Merrick Posnanky remembers Nelson Mandela
I was director of the center when Mandela came out of prison. UCLA held a great party with several other sponsors in Ackerman and it was really one of the most joyous occasions ever. There were quite a lot of people from Hollywood and the media who came. South Africa had been a major concern of the Center for many years and we hosted numerous talks on South Africa including one by Bishop Tutu. Two of our most distinguished Emeriti Hilda and Leo Kuper were both from South Africa and they had known many of the key ANC people on a personal level. The front line in a struggle that seemed without end stretched from Tanzania to Angola. The whole of Southern and Central Africa was turned into a war zone difficult for our graduate students to visit and engage in research and yet South Africa was still a tourist mecca and so few people outside of those interested in Africa seemed to care.
For most of us it was a very emotional time. I had tried to visit South Africa in 1961 but was turned back at Beit Bridge frontier because my wife Eunice was a Ugandan African. I eventually visited South Africa on my own in 1979 and was horrified by the realities of Apartheid. It was such an effective and senseless way of excluding Africans from most aspects of life.
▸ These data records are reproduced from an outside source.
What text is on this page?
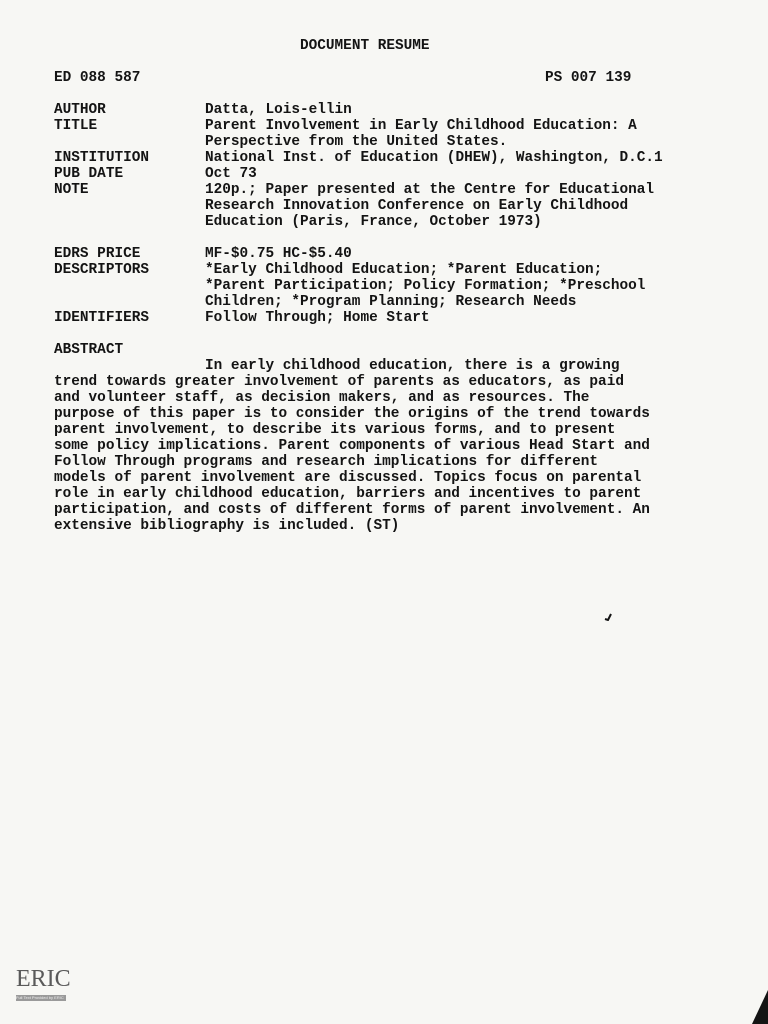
DOCUMENT RESUME
ED 088 587	PS 007 139
AUTHOR	Datta, Lois-ellin
TITLE	Parent Involvement in Early Childhood Education: A
Perspective from the United States.
INSTITUTION	National Inst. of Education (DHEW), Washington, D.C.1
PUB DATE	Oct 73
NOTE	120p.; Paper presented at the Centre for Educational
Research Innovation Conference on Early Childhood
Education (Paris, France, October 1973)
EDRS PRICE	MF-$0.75 HC-$5.40
DESCRIPTORS	*Early Childhood Education; *Parent Education;
*Parent Participation; Policy Formation; *Preschool
Children; *Program Planning; Research Needs
IDENTIFIERS	Follow Through; Home Start
ABSTRACT
In early childhood education, there is a growing
trend towards greater involvement of parents as educators, as paid
and volunteer staff, as decision makers, and as resources. The
purpose of this paper is to consider the origins of the trend towards
parent involvement, to describe its various forms, and to present
some policy implications. Parent components of various Head Start and
Follow Through programs and research implications for different
models of parent involvement are discussed. Topics focus on parental
role in early childhood education, barriers and incentives to parent
participation, and costs of different forms of parent involvement. An
extensive bibliography is included. (ST)
ERIC
Full Text Provided by ERIC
We had known about Apartheid from our time in East Africa when African nations tried to cut off all contacts with South Africa but it was only when I visited that the realities were brought home in a ran effective way. I was reminded about how my relatives in Poland were excluded from normal life and the killed in the Holocaust. South Africa seemed so impregnable and the new countries of Africa were weak in comparison but opposition was buoyed up by the memory that Mandela was an enduring symbol. While he was alive the ANC had a spirit and boycott movements had someone who was greater than a mere symbol. It was a slow fight but history was on the side of freedom and slowly the selfless efforts of colleagues like Ned Alpers at UCLA and so many other places bore fruit.
President Obama is correct in regarding Mandela as someone for the ages, a name and memory of achievement and will in gaining African dignity and integrity.